I love my selfie: cosa comunica l’autoscatto

C’è una enorme differenza tra i sentimenti che le persone vogliono trasmettere attraverso un proprio autoscatto e ciò che percepisce chi guarda quella foto.

E’ questo ciò che è emerso da “I love my selfie. Autostima e autoscatto nel nuovo millennio”, la ricerca promossa dall’associazione culturale Puntila per capire che cosa si vuole dire al mondo attraverso un proprio selfie e che cosa, invece, l’immagine comunica davvero a chi la osserva.

Da ottobre, sino al 20 novembre, un team di esperti psicologi, sotto la supervisione di Renato Troffa, dottore di ricerca in Psicologia, ricercatore e docente di Psicologia sociale, Psicologia della Comunicazione e Psicologia ambientale, ha raccolto e selezionato oltre 200 selfie provenienti dalla Sardegna e dal mondo. Fotografie arrivate grazie alla campagna che Puntila ha lanciato sui media tradizionali e sui social per invitare chiunque volesse partecipare alla ricerca a inviare un proprio autoscatto.

La squadra coordinata da Renato Troffa ha analizzato e dato un parere su ognuno degli scatti arrivati, divisi nelle tre grandi categorie di questo tipo di foto: quelle che semplicemente ritraggono persone, quelli in cui la persona è utilizzata per mostrare qualcos’altro, quelle in cui la persona è solo la scusa usata per fotografare lo sfondo.

Ciascuna foto è stata valutata in maniera neutra, senza filtri particolari: indipendentemente quindi dalla preparazione in materia di psicologia di chi la osservava. Il risultato ha mostrato la grandissima differenza di vedute tra chi si è fotografato e chi ha guardato la foto. “In generale- spiega Renato Troffa- abbiamo osservato che i sentimenti di chi ha realizzato il selfie sono molto positivi, mentre quelli di chi l’ha guardato sono molto negativi”. In questo, continua Troffa, “si intravede quasi una netta divisione tra persone favorevoli a comunicare tramite i selfie, e altre totalmente contrarie”. Insomma: chi realizza un autoscatto tende a sovrastimare il suo messaggio, chi lo guarda tende, al contrario, a dargli una valutazione completamente opposta.
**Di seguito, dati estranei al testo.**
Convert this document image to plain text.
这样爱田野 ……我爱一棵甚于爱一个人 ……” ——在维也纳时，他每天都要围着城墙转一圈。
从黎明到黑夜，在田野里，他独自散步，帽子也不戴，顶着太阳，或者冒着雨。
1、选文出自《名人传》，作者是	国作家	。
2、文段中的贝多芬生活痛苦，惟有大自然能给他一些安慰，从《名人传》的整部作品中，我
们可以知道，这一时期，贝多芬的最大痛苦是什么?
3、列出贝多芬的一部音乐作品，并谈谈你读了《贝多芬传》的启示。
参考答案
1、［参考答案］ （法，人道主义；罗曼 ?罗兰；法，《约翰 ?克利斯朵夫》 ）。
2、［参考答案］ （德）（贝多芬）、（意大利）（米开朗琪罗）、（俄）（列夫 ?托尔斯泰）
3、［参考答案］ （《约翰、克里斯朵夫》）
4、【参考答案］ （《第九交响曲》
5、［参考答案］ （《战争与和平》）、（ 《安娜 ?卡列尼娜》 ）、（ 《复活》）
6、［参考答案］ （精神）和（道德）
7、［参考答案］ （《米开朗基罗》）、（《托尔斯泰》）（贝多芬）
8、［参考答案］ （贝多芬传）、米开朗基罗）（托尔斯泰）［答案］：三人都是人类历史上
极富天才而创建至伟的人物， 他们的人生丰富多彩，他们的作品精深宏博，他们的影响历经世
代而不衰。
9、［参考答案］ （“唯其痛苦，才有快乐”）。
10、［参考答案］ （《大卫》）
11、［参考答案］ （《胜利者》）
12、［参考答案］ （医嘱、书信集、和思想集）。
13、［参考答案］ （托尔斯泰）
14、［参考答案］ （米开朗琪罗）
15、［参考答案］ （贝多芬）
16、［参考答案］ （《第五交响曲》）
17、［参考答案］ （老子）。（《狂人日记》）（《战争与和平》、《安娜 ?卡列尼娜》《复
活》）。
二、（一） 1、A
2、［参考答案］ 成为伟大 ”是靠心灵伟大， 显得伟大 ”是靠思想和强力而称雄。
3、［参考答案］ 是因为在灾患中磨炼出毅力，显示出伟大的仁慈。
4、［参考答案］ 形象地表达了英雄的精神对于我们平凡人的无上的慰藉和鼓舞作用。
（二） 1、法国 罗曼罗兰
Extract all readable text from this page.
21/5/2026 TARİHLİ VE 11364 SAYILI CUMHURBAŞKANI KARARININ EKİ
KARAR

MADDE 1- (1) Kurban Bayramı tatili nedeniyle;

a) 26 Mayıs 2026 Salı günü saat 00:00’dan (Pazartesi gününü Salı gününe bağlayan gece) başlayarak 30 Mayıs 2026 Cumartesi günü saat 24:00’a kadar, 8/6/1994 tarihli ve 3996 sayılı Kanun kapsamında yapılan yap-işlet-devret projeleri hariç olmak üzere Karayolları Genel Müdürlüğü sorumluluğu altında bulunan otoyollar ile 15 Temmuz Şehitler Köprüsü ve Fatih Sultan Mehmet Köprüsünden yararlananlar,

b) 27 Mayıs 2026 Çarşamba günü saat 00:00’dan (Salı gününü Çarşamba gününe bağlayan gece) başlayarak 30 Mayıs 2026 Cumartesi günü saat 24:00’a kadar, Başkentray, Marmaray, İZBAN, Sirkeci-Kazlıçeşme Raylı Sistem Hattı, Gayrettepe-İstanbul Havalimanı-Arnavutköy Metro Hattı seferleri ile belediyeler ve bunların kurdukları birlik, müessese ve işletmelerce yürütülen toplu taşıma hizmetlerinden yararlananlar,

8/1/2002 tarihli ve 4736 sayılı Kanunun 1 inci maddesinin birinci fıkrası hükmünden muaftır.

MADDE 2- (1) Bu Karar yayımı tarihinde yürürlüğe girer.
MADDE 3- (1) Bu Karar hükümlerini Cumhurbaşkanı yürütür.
La tavola rotonda finale del progetto “I love my selfie. Autostima e autoscatto nel nuovo millennio” è stata realizzata dall’associazione Puntila in collaborazione con alcuni professori di psicologia dell’ateneo cagliaritano, e con la Biblioteca universitaria di Cagliari.

Nella serata finale del progetto è stato prezioso anche l’apporto fornito Roberto Murgia, fondatore nel 2011 insieme alla giornalista Maria Columbu, del gruppo Facebook Hipstamatic Sardinia, che conta oltre duemila iscritti ed è diventata una delle principali community mondiali di riferimento per i cultori dell’app fotografica per iPhone Hipstamatic.

Durante la serata sono state presentate anche le “Confessioni di selfiste in cerca di…”, brevi monologhi scritti dall’attrice Elena Pau, e interpretati dalla stessa Pau e dall’attrice Rita Atzeri, che con verve ironica hanno restituito lo spirito di una tendenza che se da un lato può apparire puro narcisismo, dall’altro sembra quasi dire che l’affermazione e la sicurezza del Sé dipendano dai “like” ricevuti.